1. The following values of the nDCG10 metric on the test set were obtained: for the baseline - 0.576; for the collaborative model - 0.601; for the hybrid model - 0.590.  

2. Both collaborative and hybrid models outperform the baseline model (recommendation of the 10 most popular movies from the train set) in terms of the metric value. However, the superiority is not large, so it is worth performing statistical evaluation of the results, for example, using the bootstrap method. 

3. The hybrid model slightly loses to the collaborative model in the value of nDCG10. However, the collaborative model suffers from so-called "cold-start" problem, due to the lack of information when adding a new object. The hybrid model helps to solve this problem because it contains some additional information about movies, so a slightly lower metric value in the hybrid model is compensated by its ability to interact with new objects.

**What the allotted time was not enough:** 

1. Perform a statistical evaluation of the results (e.g., with bootstrap).

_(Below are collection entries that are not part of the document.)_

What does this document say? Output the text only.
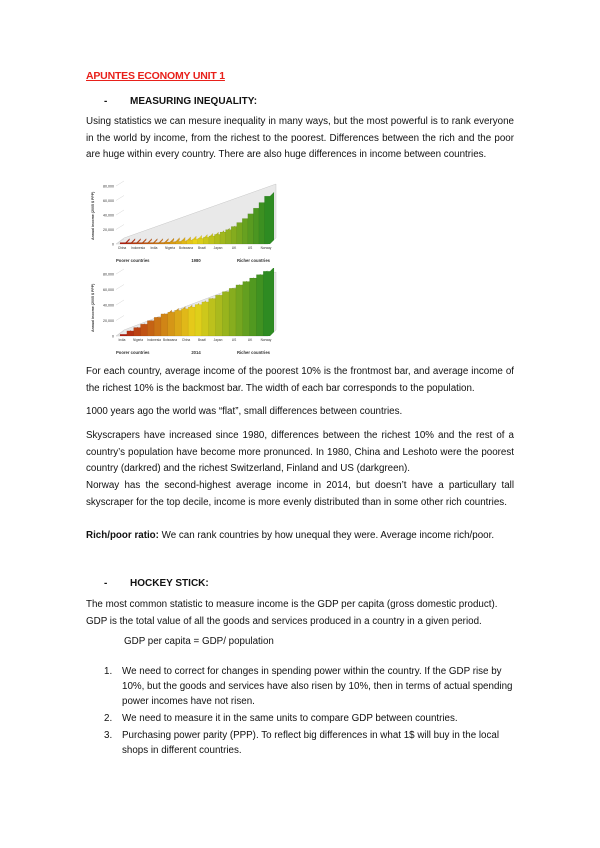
APUNTES ECONOMY UNIT 1
- MEASURING INEQUALITY:
Using statistics we can mesure inequality in many ways, but the most powerful is to rank everyone in the world by income, from the richest to the poorest. Differences between the rich and the poor are huge within every country. There are also huge differences in income between countries.
80,000
60,000
40,000
20,000
0
Annual income (2005 $ PPP)
China Indonesia India Nigeria Botswana Brazil Japan	UK	US	Norway
Poorer countries	1980	Richer countries
80,000
60,000
40,000
20,000
0
Annual income (2005 $ PPP)
India Nigeria Indonesia Botswana China Brazil Japan	US	UK	Norway
Poorer countries	2014	Richer countries
For each country, average income of the poorest 10% is the frontmost bar, and average income of the richest 10% is the backmost bar. The width of each bar corresponds to the population.
1000 years ago the world was “flat”, small differences between countries.
Skyscrapers have increased since 1980, differences between the richest 10% and the rest of a country’s population have become more pronunced. In 1980, China and Leshoto were the poorest country (darkred) and the richest Switzerland, Finland and US (darkgreen).
Norway has the second-highest average income in 2014, but doesn’t have a particullary tall skyscraper for the top decile, income is more evenly distributed than in some other rich countries.
Rich/poor ratio: We can rank countries by how unequal they were. Average income rich/poor.
- HOCKEY STICK:
The most common statistic to measure income is the GDP per capita (gross domestic product). GDP is the total value of all the goods and services produced in a country in a given period.
GDP per capita = GDP/ population
1.	We need to correct for changes in spending power within the country. If the GDP rise by 10%, but the goods and services have also risen by 10%, then in terms of actual spending power incomes have not risen.
2.	We need to measure it in the same units to compare GDP between countries.
3.	Purchasing power parity (PPP). To reflect big differences in what 1$ will buy in the local shops in different countries.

2. Perhaps try a more exotic split into the train, validation, and test sets. However, at this stage of my understanding of the task, it seems that all other options, other than trivial sorting by timestamp and then splitting in timestamp order, will more or less lead to data leaks.

3. Try models from other libraries (e.g. SVD, SVD++, NMF from scikit-surprise) and evaluate them.